Brand content
Daniel Bô, PDG de l'institut Quali-Quanti, vient de publier «Brand content stratégique, le contenu comme levier de création de valeur». Il explique à Stratégies comment ce nouvel enjeu de développement pour les marques est un exercice qui comporte de nombreux défis.

Le brand content dépasse le marketing et la communication. Il est devenu incontournable pour donner du sens aux marques, enrichir l'offre, émerger sur le web, alimenter la parole des dirigeants, exister dans l'espace public, fédérer les collaborateurs, être considéré par les médias, rayonner à l'international.

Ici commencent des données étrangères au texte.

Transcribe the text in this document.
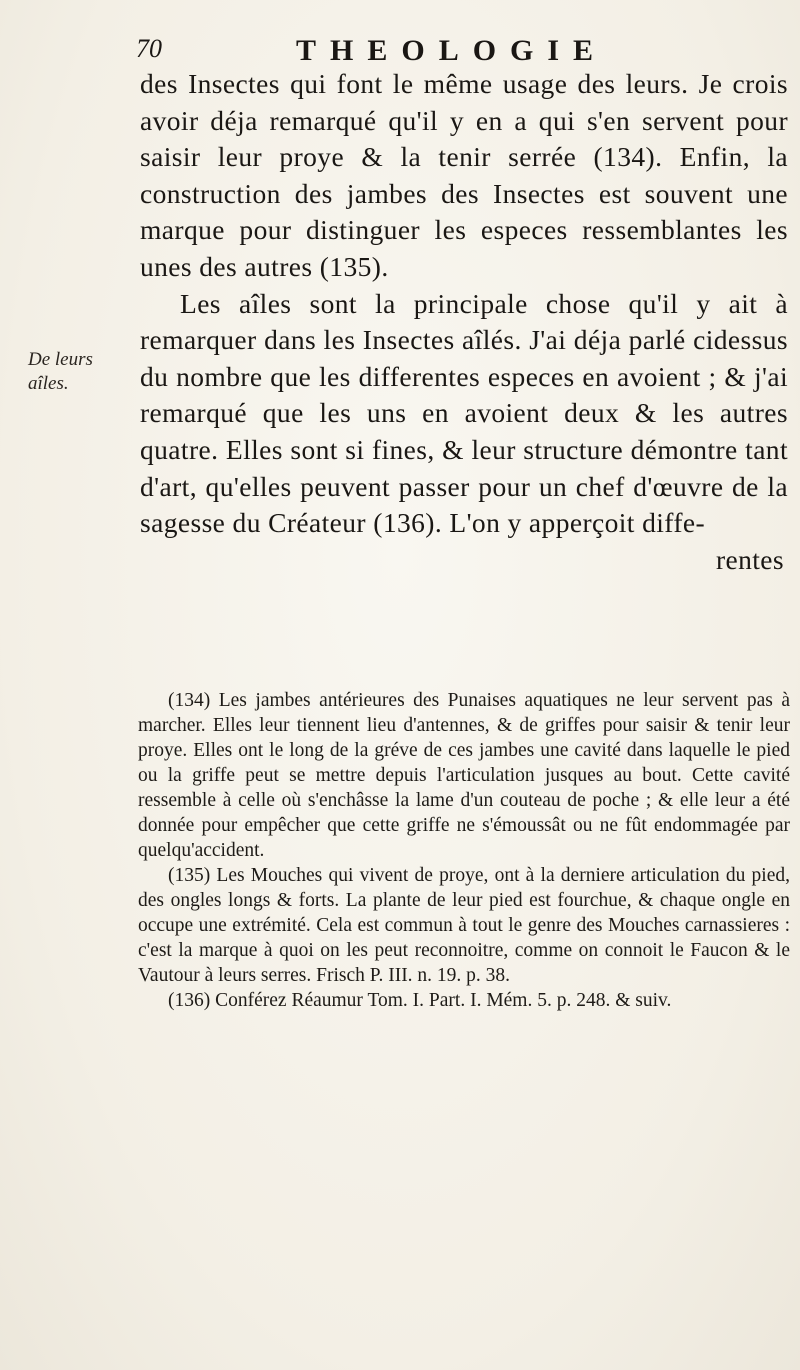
70	THEOLOGIE
De leurs aîles.

des Insectes qui font le même usage des leurs. Je crois avoir déja remarqué qu'il y en a qui s'en servent pour saisir leur proye & la tenir serrée (134). Enfin, la construction des jambes des Insectes est souvent une marque pour distinguer les especes ressemblantes les unes des autres (135).

Les aîles sont la principale chose qu'il y ait à remarquer dans les Insectes aîlés. J'ai déja parlé cidessus du nombre que les differentes especes en avoient ; & j'ai remarqué que les uns en avoient deux & les autres quatre. Elles sont si fines, & leur structure démontre tant d'art, qu'elles peuvent passer pour un chef d'œuvre de la sagesse du Créateur (136). L'on y apperçoit diffe-

rentes

(134) Les jambes antérieures des Punaises aquatiques ne leur servent pas à marcher. Elles leur tiennent lieu d'antennes, & de griffes pour saisir & tenir leur proye. Elles ont le long de la gréve de ces jambes une cavité dans laquelle le pied ou la griffe peut se mettre depuis l'articulation jusques au bout. Cette cavité ressemble à celle où s'enchâsse la lame d'un couteau de poche ; & elle leur a été donnée pour empêcher que cette griffe ne s'émoussât ou ne fût endommagée par quelqu'accident.

(135) Les Mouches qui vivent de proye, ont à la derniere articulation du pied, des ongles longs & forts. La plante de leur pied est fourchue, & chaque ongle en occupe une extrémité. Cela est commun à tout le genre des Mouches carnassieres : c'est la marque à quoi on les peut reconnoitre, comme on connoit le Faucon & le Vautour à leurs serres. Frisch P. III. n. 19. p. 38.

(136) Conférez Réaumur Tom. I. Part. I. Mém. 5. p. 248. & suiv.
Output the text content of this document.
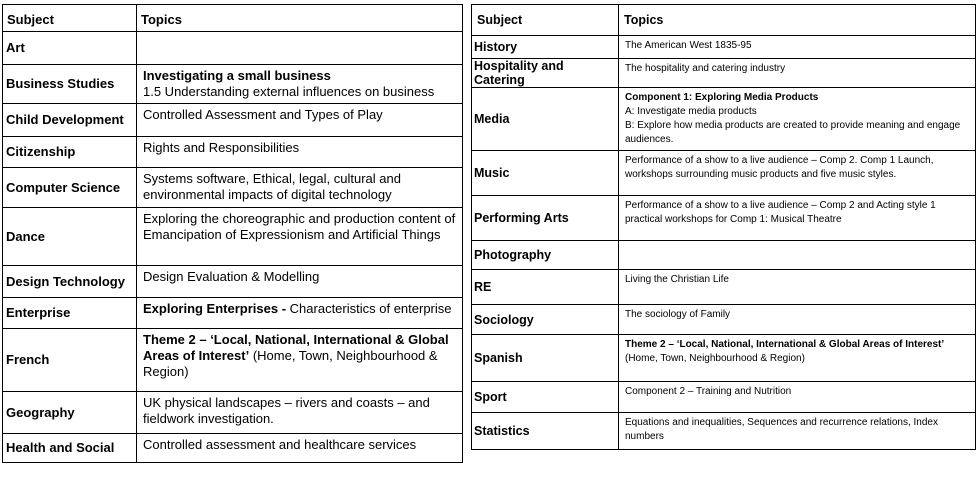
Subject	Topics
Art	
Business Studies	Investigating a small business
1.5 Understanding external influences on business

Child Development	Controlled Assessment and Types of Play

Citizenship	Rights and Responsibilities

Computer Science	Systems software, Ethical, legal, cultural and environmental impacts of digital technology

Dance	Exploring the choreographic and production content of Emancipation of Expressionism and Artificial Things

Design Technology	Design Evaluation & Modelling

Enterprise	Exploring Enterprises - Characteristics of enterprise

French	Theme 2 – ‘Local, National, International & Global Areas of Interest’ (Home, Town, Neighbourhood & Region)

Geography	UK physical landscapes – rivers and coasts – and fieldwork investigation.

Health and Social	Controlled assessment and healthcare services
Subject	Topics
History	The American West 1835-95

Hospitality and Catering	The hospitality and catering industry

Media	Component 1: Exploring Media Products
A: Investigate media products
B: Explore how media products are created to provide meaning and engage audiences.

Music	Performance of a show to a live audience – Comp 2. Comp 1 Launch, workshops surrounding music products and five music styles.

Performing Arts	Performance of a show to a live audience – Comp 2 and Acting style 1 practical workshops for Comp 1: Musical Theatre

Photography	
RE	Living the Christian Life

Sociology	The sociology of Family

Spanish	Theme 2 – ‘Local, National, International & Global Areas of Interest’
(Home, Town, Neighbourhood & Region)

Sport	Component 2 – Training and Nutrition

Statistics	Equations and inequalities, Sequences and recurrence relations, Index numbers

Pour Daniel Bô, PDG de l'institut Quali-Quanti, qui publie en partenariat avec Via Alternativa «Brand content stratégique, le contenu comme levier de création de valeur» (*), réussir sa stratégie de contenus – au-delà d'une démarche purement tactique et opportuniste – suppose de relever dix défis.

1. Définir le territoire éditorial
Il s'agit d'expliciter l'arrière-plan culturel de la marque avec un univers éditorial qui enthousiasme le public et donc concilier l'intérêt du consommateur et le lien avec la marque. Une solution est d'associer plusieurs piliers de contenus, comme Havana Club, conseillé par M&C Saatchi GAD, qui traite simultanément des mojitos, du vieux rhum et de la culture de la Havane. Leroy-Merlin, de son côté, épaulé par Textuel la Mine, a trois axes éditoriaux: la passion de la maison («Du côté de chez vous»), la passion du faire avec des tutoriaux bricolage, et la pédagogie de la consommation. Définir un positionnement éditorial consiste aussi à identifier l'ambition, les angles, le ton, les aspérités, les valeurs et l'univers stylistique du contenu.

 

2. Associer le contenu à la marque
En brand content, la marque est éditrice du contenu et le revendique. Ce n'est pas un partenariat superficiel. Le public doit ressentir l'implication de la marque, la sincérité de sa démarche, l'adéquation marque/contenu. Cela se traduit par une masse critique d'opérations convergentes dans la durée. Oasis, avec son agence Marcel, rebondit en permanence sur l'actualité avec ses fruits anthropomorphiques. La capacité de renouvellement, le soin apporté aux détails, les moyens promotionnels révèlent l'extrême engagement d'Oasis dans ses contenus. Avec son blog Quiestlemoinscher.com, E.Leclerc milite depuis plus de dix ans pour le pouvoir d'achat. Picard, lui, démontre depuis des années, visuels appétissants à l'appui, le potentiel gastronomique des surgelés. Une stratégie de brand content réussie doit entretenir un lien génétique avec la marque tout en étant autonome. Les marques éditoriales, comme «Du côté de chez vous» de Leroy-Merlin, «Lançez vous!» de Castorama ou «Hiking on The Moon» par Quechua, imitent les médias existants et favorisent cette émancipation.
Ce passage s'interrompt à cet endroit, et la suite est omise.